[Math] Why not ban nested quantifiers over the same variable

first-order-logiclogicnatural-deductionpredicate-logic

People seem to think (1, 2, 3) that a wff can have nested quantifiers over the same variable, e.g., $\forall x(Px \wedge \exists x Qx)$.

However, consider the following argument:

  1. $\forall x \exists y Pxy$ (Premise)
  2. $\exists y P\hat{x}y$ (1, $\forall$E)
  3. $\forall y \exists y Pyy$ (2, $\forall$I)

This is clearly not valid, but what is wrong with it? According to wikipedia, the application of $\forall$I is wrong because $y$ occurs in 2.

Here is another invalid argument:

  1. $\forall x Pxc$ (Premise)
  2. $\exists x \forall x Pxx$ (1, $\exists$I)

This is considered invalid for a similar reason: the application of $\exists$I is wrong because $x$ occurs in 1.

But we wouldn't need these restrictions if we just banned nested quantifiers over the same variable.
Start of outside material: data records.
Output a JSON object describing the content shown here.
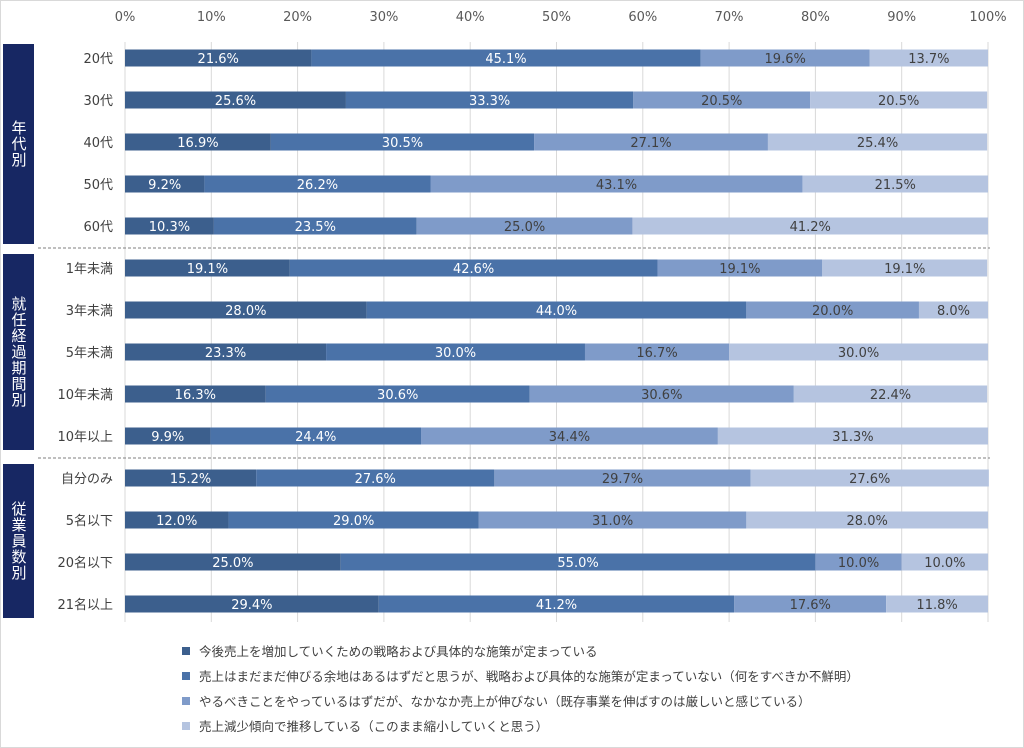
{
  "chart_data": {
    "type": "bar",
    "orientation": "horizontal",
    "stacked": true,
    "percent_stacked": true,
    "xlim": [
      0,
      100
    ],
    "x_ticks": [
      "0%",
      "10%",
      "20%",
      "30%",
      "40%",
      "50%",
      "60%",
      "70%",
      "80%",
      "90%",
      "100%"
    ],
    "grid": true,
    "legend_position": "bottom",
    "groups": [
      {
        "label": "年代別",
        "categories": [
          "20代",
          "30代",
          "40代",
          "50代",
          "60代"
        ]
      },
      {
        "label": "就任経過期間別",
        "categories": [
          "1年未満",
          "3年未満",
          "5年未満",
          "10年未満",
          "10年以上"
        ]
      },
      {
        "label": "従業員数別",
        "categories": [
          "自分のみ",
          "5名以下",
          "20名以下",
          "21名以上"
        ]
      }
    ],
    "categories": [
      "20代",
      "30代",
      "40代",
      "50代",
      "60代",
      "1年未満",
      "3年未満",
      "5年未満",
      "10年未満",
      "10年以上",
      "自分のみ",
      "5名以下",
      "20名以下",
      "21名以上"
    ],
    "series": [
      {
        "name": "今後売上を増加していくための戦略および具体的な施策が定まっている",
        "color": "#3c5f8d",
        "values": [
          21.6,
          25.6,
          16.9,
          9.2,
          10.3,
          19.1,
          28.0,
          23.3,
          16.3,
          9.9,
          15.2,
          12.0,
          25.0,
          29.4
        ]
      },
      {
        "name": "売上はまだまだ伸びる余地はあるはずだと思うが、戦略および具体的な施策が定まっていない（何をすべきか不鮮明）",
        "color": "#4a72a8",
        "values": [
          45.1,
          33.3,
          30.5,
          26.2,
          23.5,
          42.6,
          44.0,
          30.0,
          30.6,
          24.4,
          27.6,
          29.0,
          55.0,
          41.2
        ]
      },
      {
        "name": "やるべきことをやっているはずだが、なかなか売上が伸びない（既存事業を伸ばすのは厳しいと感じている）",
        "color": "#7f9bc9",
        "values": [
          19.6,
          20.5,
          27.1,
          43.1,
          25.0,
          19.1,
          20.0,
          16.7,
          30.6,
          34.4,
          29.7,
          31.0,
          10.0,
          17.6
        ]
      },
      {
        "name": "売上減少傾向で推移している（このまま縮小していくと思う）",
        "color": "#b5c4e0",
        "values": [
          13.7,
          20.5,
          25.4,
          21.5,
          41.2,
          19.1,
          8.0,
          30.0,
          22.4,
          31.3,
          27.6,
          28.0,
          10.0,
          11.8
        ]
      }
    ],
    "data_label_format": "{v}%"
  }
}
This seems like a simpler rule and we're not losing any expressive power. Does anyone set up predicate logic this way?

Best Answer

It could be done, as described in the other answers.

But it would not make capture-avoiding substitution easier to define, so there's no real benefit.

On the other hand, we would lose the sometimes useful property that a sentence can be substituted into any context without needing to look inside it.

It would also be more difficult to define local rewrites of a formula that introduce a new variable and its quantifier somewhere in the parse tree. Instead of just looking down from the new quantifier's location to make sure it won't capture anything we'd also need to look up to make sure it won't shadow anything. Needing to "look in both directions" might heavily complicate the structure of an inductive definition.